Cold Calling: The Arctic Project

I’m always looking for something new in theatre and this event was exactly that with knobs on.

Cold Calling: The Arctic Project
Cold Calling: The Arctic Project

Here Birmingham Rep had teamed up with the City of Birmingham Symphony Orchestra to mount a chamber performance of a new work, Cold Calling: the Arctic Project.

Set in the intimacy of the Studio space a group of twenty musicians from the CBSO forming a small chamber orchestra performed a score by composer and sound designer Nick Powell against an evocative projected backdrop of arctic landscapes and snowfall. In addition this was accompanied by dialogue spoken by two actors, Jan Pearson (Doctors) and Waleed Akhtar (Salmon Fishing In The Yemen) written by the piece’s director Anthony Neilson.

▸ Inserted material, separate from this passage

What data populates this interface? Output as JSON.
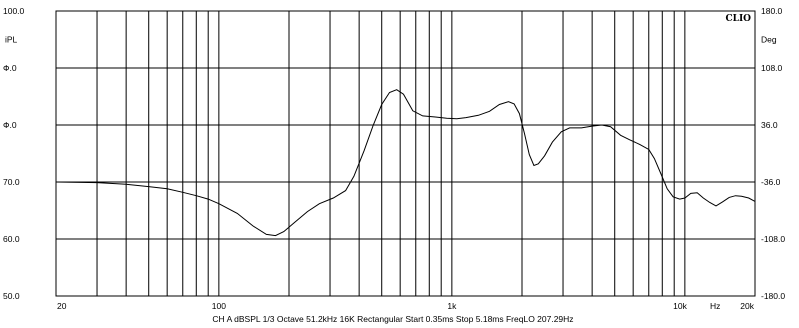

The performance was billed as a powerful exploration of love, loneliness and loss, as musicians and actors united to create a dreamlike yet vividly raw journey through what it feels like to be human and feel alive.

To most of us the eternal cold of the arctic is a subject of horrified trepidation – think Captain Oates and “I may be some time”. The horror writer H.P. Lovecaft used to a faint if the temperature dropped below a certain level in his native New England.

Here the combination of eerily unsettling music, enigmatic and fragmented and above all back projections of ice bound landscapes and blowing snow created an alienating spectacle against which human voices sounded all the more poignant – humanity and its fragility seemed even more so against the beautiful but snowy fastnesses of the north.

A fascinating evening. More please, more.